In the event of a major disaster, Cisco's key environments can failover to disaster recovery facilities located in Raleigh, North Carolina.
Q: What is Cisco's expected recovery time for your critical business functions?
A: Cisco's recovery time objectives (RTO) are set by identifying which of the five criticality bands the business process falls within via the Business Impact Analysis. These RTOs are based on mission critical operations that include customer support, production, and revenue generation.
Q: Is Cisco's main IT facility or data center located in the same building or office complex occupied by your main business or operations staff?
A: No, Cisco operates development and production data centers worldwide. Most production is run out of North America where there are two primary data centers in San Jose, California, one in Mountain View, California, and two in Richardson, Texas. Some production is also run out of a pair of data centers in Amsterdam. While some of these are co-located with other Cisco offices, others are standalone. IT operations and teams are global and can support local or remote production data centers.
Q: Does Cisco have a workplace recovery plan for its critical sites?
A: Cisco's main campus is spread out over 40 buildings in San Jose, California.

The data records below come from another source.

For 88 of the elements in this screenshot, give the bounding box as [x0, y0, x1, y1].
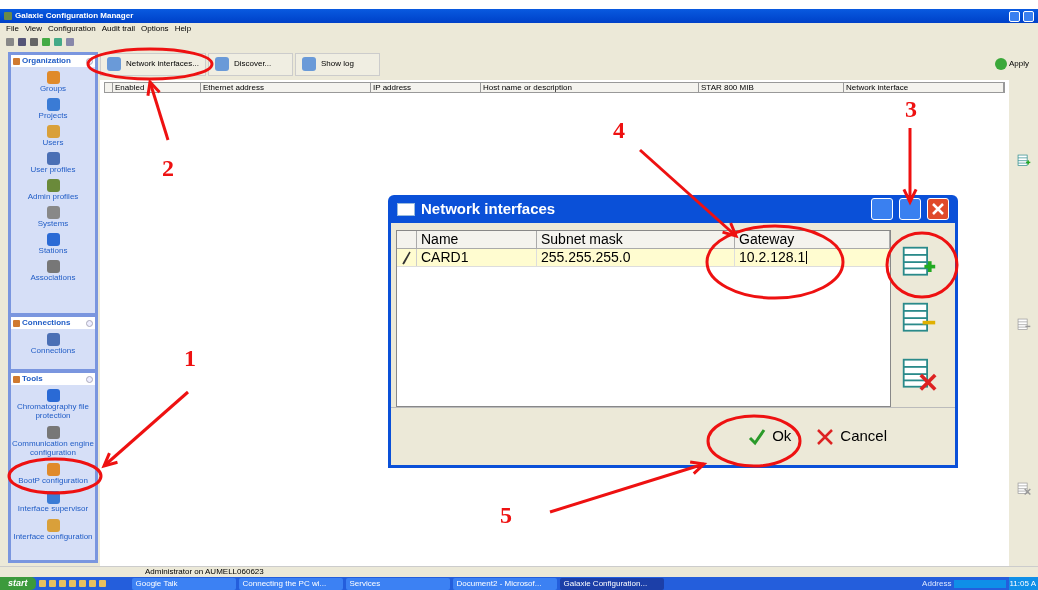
sidebar-item-icon[interactable]	[46, 98, 60, 111]
sidebar-item[interactable]: Associations	[11, 273, 95, 282]
annotation-number: 5	[500, 503, 512, 527]
sidebar-item-icon[interactable]	[46, 152, 60, 165]
sidebar-item-icon[interactable]	[46, 389, 60, 402]
menu-item[interactable]: View	[24, 24, 43, 34]
toolbar-button-icon	[214, 57, 229, 71]
toolbar-button-icon	[107, 57, 121, 71]
column-header[interactable]: Ethernet address	[201, 83, 371, 92]
cancel-button[interactable]: Cancel	[816, 425, 887, 448]
cross-icon	[816, 427, 835, 446]
section-icon	[13, 375, 20, 383]
annotation-arrow	[146, 78, 170, 141]
annotation-number: 1	[184, 346, 196, 370]
dialog-title: Network interfaces	[421, 198, 556, 219]
menu-item[interactable]: Configuration	[48, 24, 96, 34]
taskbar-button[interactable]: Connecting the PC wi...	[238, 577, 343, 590]
grid-cell[interactable]: CARD1	[417, 249, 537, 266]
ok-button[interactable]: Ok	[748, 425, 792, 448]
menu-item[interactable]: Help	[174, 24, 192, 34]
grid-cell[interactable]: 255.255.255.0	[537, 249, 735, 266]
column-header[interactable]: Enabled	[113, 83, 201, 92]
close-icon	[932, 203, 944, 215]
grid-cell[interactable]: 10.2.128.1	[735, 249, 890, 266]
apply-icon	[995, 58, 1007, 70]
sidebar-item[interactable]: Users	[11, 138, 95, 147]
sidebar-item-icon[interactable]	[46, 206, 60, 219]
taskbar-button[interactable]: Services	[345, 577, 450, 590]
column-header[interactable]: Gateway	[735, 231, 890, 248]
sidebar-item[interactable]: Communication engine configuration	[11, 439, 95, 457]
start-button[interactable]: start	[0, 577, 36, 590]
menu-item[interactable]: Options	[141, 24, 169, 34]
pencil-icon	[401, 250, 412, 265]
toolbar-button-icon	[301, 57, 316, 71]
section-title: Organization	[22, 56, 71, 66]
window-title: Galaxie Configuration Manager	[15, 10, 134, 22]
sidebar-item[interactable]: Groups	[11, 84, 95, 93]
status-text: Administrator on AUMELL060623	[145, 567, 264, 577]
sidebar-item[interactable]: Interface supervisor	[11, 504, 95, 513]
dialog-icon	[397, 202, 415, 216]
section-title: Connections	[22, 318, 71, 328]
sidebar-item[interactable]: Connections	[11, 346, 95, 355]
apply-button[interactable]: Apply	[995, 58, 1029, 70]
annotation-number: 2	[162, 156, 174, 180]
section-icon	[13, 319, 20, 327]
sidebar-item-icon[interactable]	[46, 333, 60, 346]
column-header[interactable]: IP address	[371, 83, 481, 92]
sidebar-item[interactable]: BootP configuration	[11, 476, 95, 485]
sidebar-item[interactable]: Admin profiles	[11, 192, 95, 201]
menu-item[interactable]: Audit trail	[101, 24, 136, 34]
column-header[interactable]: Host name or description	[481, 83, 699, 92]
app-icon	[4, 12, 12, 20]
column-header[interactable]: Network interface	[844, 83, 1004, 92]
column-header[interactable]: STAR 800 MIB	[699, 83, 844, 92]
checkmark-icon	[748, 427, 767, 446]
collapse-icon[interactable]	[86, 319, 93, 327]
add-row-icon[interactable]	[1016, 154, 1031, 168]
toolbar-button[interactable]: Network interfaces...	[100, 52, 206, 76]
sidebar-item[interactable]: Projects	[11, 111, 95, 120]
annotation-number: 4	[613, 118, 625, 142]
annotation-number: 3	[905, 97, 917, 121]
menu-item[interactable]: File	[6, 24, 19, 34]
collapse-icon[interactable]	[86, 375, 93, 383]
sidebar-item[interactable]: Systems	[11, 219, 95, 228]
sidebar-item-icon[interactable]	[46, 179, 60, 192]
grid-row[interactable]: CARD1 255.255.255.0 10.2.128.1	[397, 249, 890, 267]
taskbar-button[interactable]: Galaxie Configuration...	[559, 577, 664, 590]
sidebar-item-icon[interactable]	[46, 71, 60, 84]
section-icon	[13, 57, 20, 65]
toolbar-button[interactable]: Discover...	[207, 52, 293, 76]
taskbar-button[interactable]: Document2 - Microsof...	[452, 577, 557, 590]
sidebar-item[interactable]: Chromatography file protection	[11, 402, 95, 420]
address-label: Address	[922, 578, 952, 589]
clock: 11:05 A	[1009, 577, 1038, 590]
sidebar-item-icon[interactable]	[46, 463, 60, 476]
close-button[interactable]	[927, 198, 949, 220]
sidebar-item-icon[interactable]	[46, 260, 60, 273]
section-title: Tools	[22, 374, 43, 384]
toolbar-button[interactable]: Show log	[294, 52, 380, 76]
sidebar-item-icon[interactable]	[46, 233, 60, 246]
column-header[interactable]: Name	[417, 231, 537, 248]
sidebar-item[interactable]: Stations	[11, 246, 95, 255]
delete-rows-icon[interactable]	[901, 357, 937, 393]
sidebar-item[interactable]: User profiles	[11, 165, 95, 174]
sidebar-item-icon[interactable]	[46, 426, 60, 439]
column-header[interactable]: Subnet mask	[537, 231, 735, 248]
sidebar-item[interactable]: Interface configuration	[11, 532, 95, 541]
taskbar-button[interactable]: Google Talk	[131, 577, 236, 590]
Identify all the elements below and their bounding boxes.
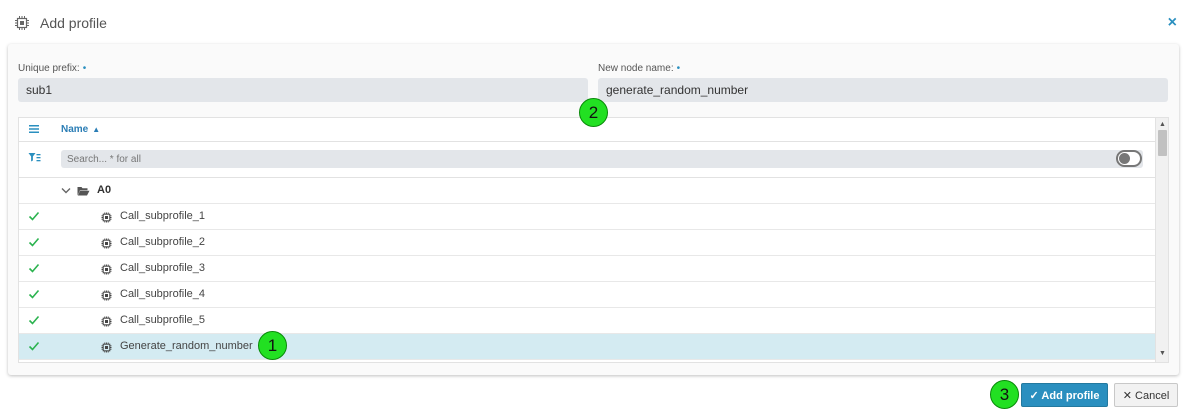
toggle-knob: [1119, 153, 1130, 164]
check-icon: [28, 211, 40, 221]
add-profile-button[interactable]: ✓ Add profile: [1021, 383, 1108, 407]
column-header-name[interactable]: Name ▲: [61, 124, 100, 135]
tree-row[interactable]: Call_subprofile_5: [19, 308, 1155, 334]
chip-icon: [101, 238, 112, 249]
chip-icon: [101, 342, 112, 353]
tree-row-label: Call_subprofile_3: [120, 262, 205, 274]
tree-row-label: Call_subprofile_4: [120, 288, 205, 300]
annotation-badge: 2: [579, 98, 608, 127]
tree-group-row[interactable]: A0: [19, 178, 1155, 204]
column-menu-icon[interactable]: [28, 123, 40, 135]
scroll-up-icon[interactable]: ▲: [1159, 121, 1166, 128]
chip-icon: [101, 212, 112, 223]
tree-row[interactable]: Call_subprofile_1: [19, 204, 1155, 230]
dialog-title: Add profile: [40, 15, 107, 31]
annotation-badge: 1: [258, 331, 287, 360]
chip-icon: [101, 290, 112, 301]
scroll-down-icon[interactable]: ▼: [1159, 350, 1166, 357]
close-icon: ✕: [1122, 389, 1132, 402]
scroll-thumb[interactable]: [1158, 130, 1167, 156]
required-marker: •: [676, 63, 681, 74]
close-button[interactable]: ×: [1168, 14, 1177, 32]
check-icon: [28, 237, 40, 247]
tree-row[interactable]: Call_subprofile_4: [19, 282, 1155, 308]
check-icon: [28, 315, 40, 325]
prefix-label: Unique prefix: •: [18, 63, 87, 74]
check-icon: [28, 263, 40, 273]
tree-row[interactable]: Generate_random_number: [19, 334, 1155, 360]
sort-asc-icon: ▲: [92, 125, 101, 134]
node-name-input[interactable]: [598, 78, 1168, 102]
chevron-down-icon[interactable]: [61, 187, 71, 194]
cancel-button[interactable]: ✕ Cancel: [1114, 383, 1178, 407]
grid-scrollbar[interactable]: ▲ ▼: [1155, 118, 1168, 362]
cancel-label: Cancel: [1135, 389, 1170, 402]
add-profile-label: Add profile: [1041, 389, 1100, 402]
search-input[interactable]: [61, 150, 1143, 168]
tree-row-label: Call_subprofile_1: [120, 210, 205, 222]
group-label: A0: [97, 184, 112, 196]
annotation-badge: 3: [990, 380, 1019, 409]
tree-row-label: Generate_random_number: [120, 340, 253, 352]
chip-icon: [101, 264, 112, 275]
chip-icon: [101, 316, 112, 327]
dialog-body: Unique prefix:• New node name:• Name▲: [8, 44, 1179, 375]
profile-tree-grid: Name▲ A0 Call_subpro: [18, 117, 1169, 363]
check-icon: [28, 289, 40, 299]
check-icon: ✓: [1029, 389, 1039, 402]
required-marker: •: [82, 63, 87, 74]
tree-row-label: Call_subprofile_5: [120, 314, 205, 326]
tree-row[interactable]: Call_subprofile_3: [19, 256, 1155, 282]
tree-row[interactable]: Call_subprofile_2: [19, 230, 1155, 256]
filter-row: [19, 142, 1155, 178]
check-icon: [28, 341, 40, 351]
folder-open-icon: [77, 187, 90, 196]
prefix-input[interactable]: [18, 78, 588, 102]
node-name-label: New node name: •: [598, 63, 681, 74]
dialog-titlebar: Add profile ×: [0, 0, 1187, 46]
chip-icon: [15, 16, 29, 30]
search-all-toggle[interactable]: [1116, 150, 1142, 167]
tree-row-label: Call_subprofile_2: [120, 236, 205, 248]
filter-icon[interactable]: [28, 152, 41, 164]
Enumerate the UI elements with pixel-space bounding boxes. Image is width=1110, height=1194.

In addition, key operations are distributed globally at campus locations. Due to this dispersion of locations, our plans provide flexibility in relocation strategies and are not tied to single sites. We do not employ commercial recovery sites.
Q: Do Cisco's recovery plans cover all sites that you provide contracted services and products from?
A: Yes, our recovery plans for critical processes or functions including customer support (TAC), service logistics, and distribution are on a 24-hour customer support model. Each global site in which a critical function or process resides is included in the function's recovery plans.
Q: Describe the relevant geographical distances pertaining to Cisco's backup facilities
A: Cisco's primary data centers in San Jose, California, and Richardson, Texas are geographically distinct from our alternate data center in Raleigh, North Carolina. Additionally we have production data centers distributed globally supporting regions of our global operations. Data center locations in the United States are staffed by IT operations. Business operations are located in separate buildings across our sites.